Lalit Kishore Choudhary, 47, the head of the Indian operations of Graziano
Transmissioni, a manufacturer of car parts that has its headquarters in
Italy, died of severe head wounds on Monday after being attacked by scores
of laid-off employees, police said. The incident, in Greater Noida, followed
a long-running dispute between the factory’s management and workers
demanding better pay and permanent contracts.
It is understood that Mr Choudhary, who was married with one son, had called a
meeting with more than a hundred former employees who had been dismissed
after an earlier outbreak of violence at the plant. He wanted to discuss a
possible reinstatement deal.
A police spokesman said: “Only a few people were called inside. About 150
people were waiting outside when they heard someone from inside shout for
help. They rushed in and the two sides clashed. The company staff were
heavily outnumbered.”
Other executives said that they were lucky to escape with their lives. “I
locked my door from inside and prayed they would not break in. See, my hands
are trembling even three hours later,” one Italian consultant told
reporters.
More than 60 people were arrested and more than 20 were in hospital yesterday.

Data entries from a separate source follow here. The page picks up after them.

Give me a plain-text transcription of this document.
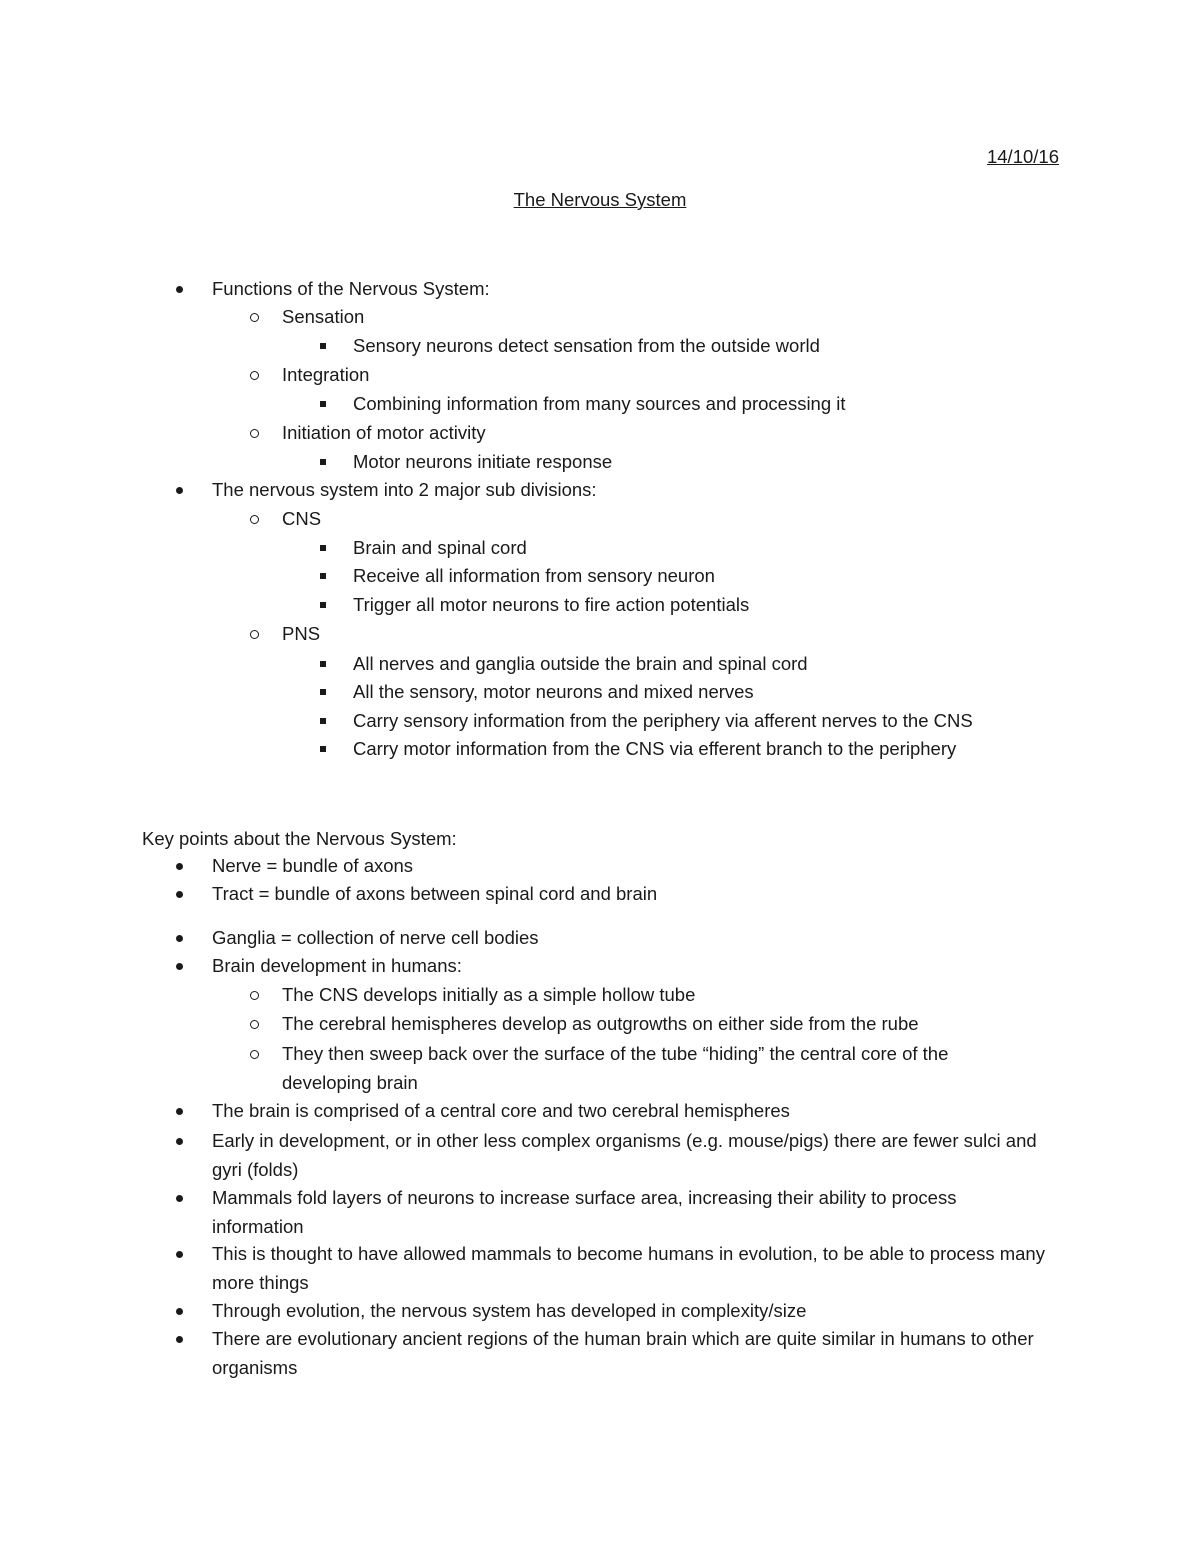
14/10/16
The Nervous System
Functions of the Nervous System:
Sensation
Sensory neurons detect sensation from the outside world
Integration
Combining information from many sources and processing it
Initiation of motor activity
Motor neurons initiate response
The nervous system into 2 major sub divisions:
CNS
Brain and spinal cord
Receive all information from sensory neuron
Trigger all motor neurons to fire action potentials
PNS
All nerves and ganglia outside the brain and spinal cord
All the sensory, motor neurons and mixed nerves
Carry sensory information from the periphery via afferent nerves to the CNS
Carry motor information from the CNS via efferent branch to the periphery
Key points about the Nervous System:
Nerve = bundle of axons
Tract = bundle of axons between spinal cord and brain
Ganglia = collection of nerve cell bodies
Brain development in humans:
The CNS develops initially as a simple hollow tube
The cerebral hemispheres develop as outgrowths on either side from the rube
They then sweep back over the surface of the tube “hiding” the central core of the developing brain
The brain is comprised of a central core and two cerebral hemispheres
Early in development, or in other less complex organisms (e.g. mouse/pigs) there are fewer sulci and gyri (folds)
Mammals fold layers of neurons to increase surface area, increasing their ability to process information
This is thought to have allowed mammals to become humans in evolution, to be able to process many more things
Through evolution, the nervous system has developed in complexity/size
There are evolutionary ancient regions of the human brain which are quite similar in humans to other organisms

A spokesman for the Federation of Indian Chambers of Commerce and Industry
said: “Such a heinous act is bound to sully India’s image among overseas
investors.”
The murder has stoked fears that outbreaks of mob rule risk jeopardising the
sub-continent’s economic rise. Thousands of violent protesters recently
forced Tata, the Indian conglomerate that owns Land Rover and Jaguar, to
halt work on a plant being built to produce the world’s cheapest car, the
£1,250 Nano. The move could result in £200 million in investment costs being
written off.
Tata stopped work three weeks ago, saying that it could not guarantee its
workers’ safety at the factory in the state of West Bengal. The billionaire
industrialist Mukesh Ambani said that the Nano crisis showed how protesters
were creating “a fear psychosis to slow down certain projects of national
importance”. Other companies, including Vedanta, the London-listed mining
company, have encountered similar problems in India.
In a statement issued from Rivoli,Italy, Graziano said that some of Mr
Choudhary’s attackers had no connection with the company.